Dell shares dropped 17% yesterday to $12.50 after poor results and a weak outlook for the remainder of 2012 spooked investors. The company blamed weak corporate IT spending and a shift by consumers from traditional laptops to tablets and other devices.

The company reported a fiscal first quarter 2012 profit of $635 million, or 36 cents a share, compared with a profit of $945 million or 49 cents a share in q1 2011. Adjusted earnings were 43 cents a share, compared with expectations of 46 cents. Revenue was $14.4 billion, down from $15 billion and below expectations of $14.9 billion..

After the close last night, Hewlett Packard reported  better than expected quarter one 2012 revenues of $30.7 billion, down from $31.6 billion in q1 2011. Adjusted earnings were $1.6 billion or 98 cents a share. Analysts were expecting  earnings of 90-91 cents a share, on revenue of $29.9 billion.

HP’s second quarter estimates also beat expectations with earnings per share of 98 cents on revenues of $30.7 billion, beating estimates of 91 cents a share on $29.9bn in revenues. But third quarter estimates of 94-97 cents a share were below expectations of $1.02.

Revenues declined 10 per cent year-on-year in HP’s imaging and printing group and fell by 6 per cent for its enterprise servers, storage and networking products division and were flat in its PC and services division.

The Autonomy division interestingly missed targets and lead to the swift departure of founder Mike Lynch. The company was bought by HP for $10.3 billion in 2011.  Analysts have feared that HP had always overpaid for the British company and poor licensing revenues for its software products meant that Lynch has had to pay the price and be replaced by head of software Bill Veghte.

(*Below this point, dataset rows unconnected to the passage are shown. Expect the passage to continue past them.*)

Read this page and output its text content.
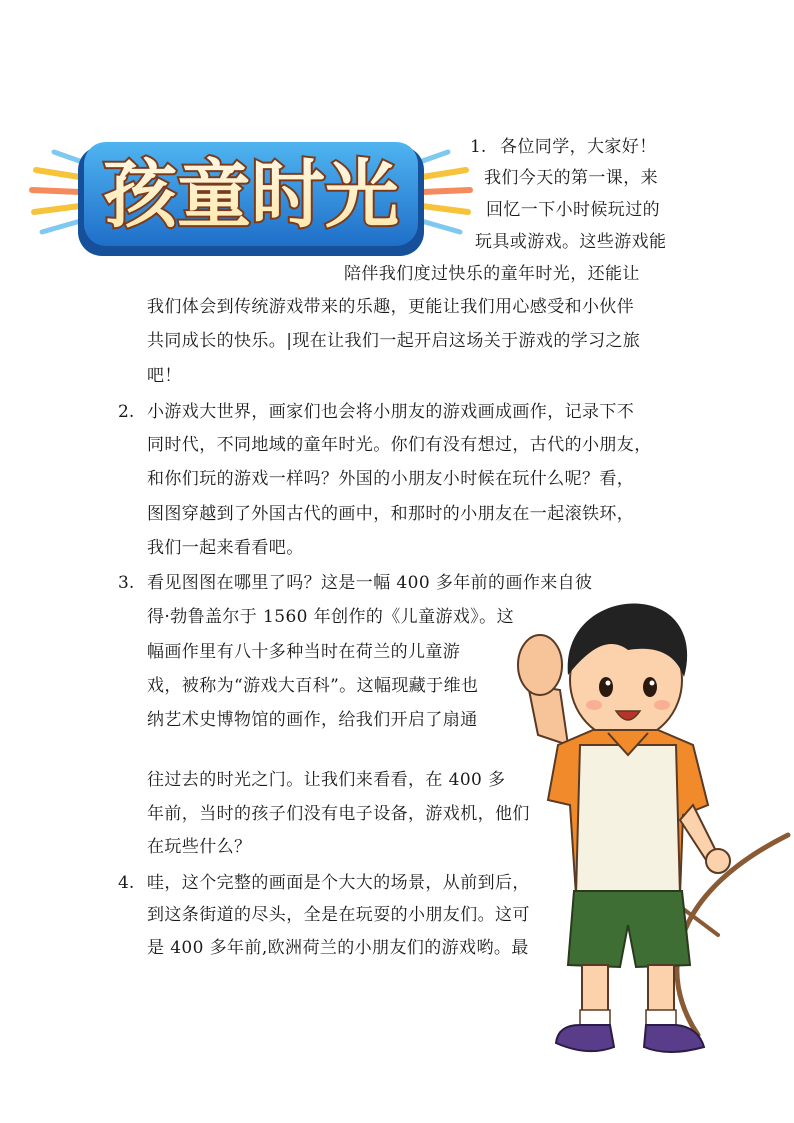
孩童时光
1. 各位同学，大家好！
我们今天的第一课，来
回忆一下小时候玩过的
玩具或游戏。这些游戏能
陪伴我们度过快乐的童年时光，还能让
我们体会到传统游戏带来的乐趣，更能让我们用心感受和小伙伴
共同成长的快乐。|现在让我们一起开启这场关于游戏的学习之旅
吧！
2. 小游戏大世界，画家们也会将小朋友的游戏画成画作，记录下不
同时代，不同地域的童年时光。你们有没有想过，古代的小朋友，
和你们玩的游戏一样吗？外国的小朋友小时候在玩什么呢？看，
图图穿越到了外国古代的画中，和那时的小朋友在一起滚铁环，
我们一起来看看吧。
3. 看见图图在哪里了吗？这是一幅 400 多年前的画作来自彼
得·勃鲁盖尔于 1560 年创作的《儿童游戏》。这
幅画作里有八十多种当时在荷兰的儿童游
戏，被称为“游戏大百科”。这幅现藏于维也
纳艺术史博物馆的画作，给我们开启了扇通
往过去的时光之门。让我们来看看，在 400 多
年前，当时的孩子们没有电子设备，游戏机，他们
在玩些什么？
4. 哇，这个完整的画面是个大大的场景，从前到后，
到这条街道的尽头，全是在玩耍的小朋友们。这可
是 400 多年前,欧洲荷兰的小朋友们的游戏哟。最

HP also announced it would cut 8% of its work force, or 27,000 people by the end of 2014 saving $3.5 billion a year and increasing earnings per share in 2012 from $4 to up to $4.10. The cost of the cut backs will be $1.7 billion in 2012 and $1.8 billion in 2013/14.

After falling over 3% in the regular session due to Dell’s poor results, HP bounced 9% in after hours trading to close at $23 on the earnings beat and job cuts. CEO Meg Whitman is seen as taking serious action to address HP’s underlying problems in an attempt to stem the falling sales and return the company to growth.

Though consumers and corporate IT departments are still buying “big box” PC’s, tablets and mobile devices are increasingly being used as both mobile and cloud computing continue to gain traction. Music is a great example of the changing world. In days of old, you had to have hundreds of CDs, then you had hundreds of music files on your PC, now you can use products such as Apple Itunes Match or Google Drive to store them on the Cloud meaning you can access them anywhere. The next step will be fully integrated TV devices and that is why Apple’s television product is hugely anticipated in late 2012 or 2013. Will they crack the issue of TV, internet browsing and picture/video viewing in one solution?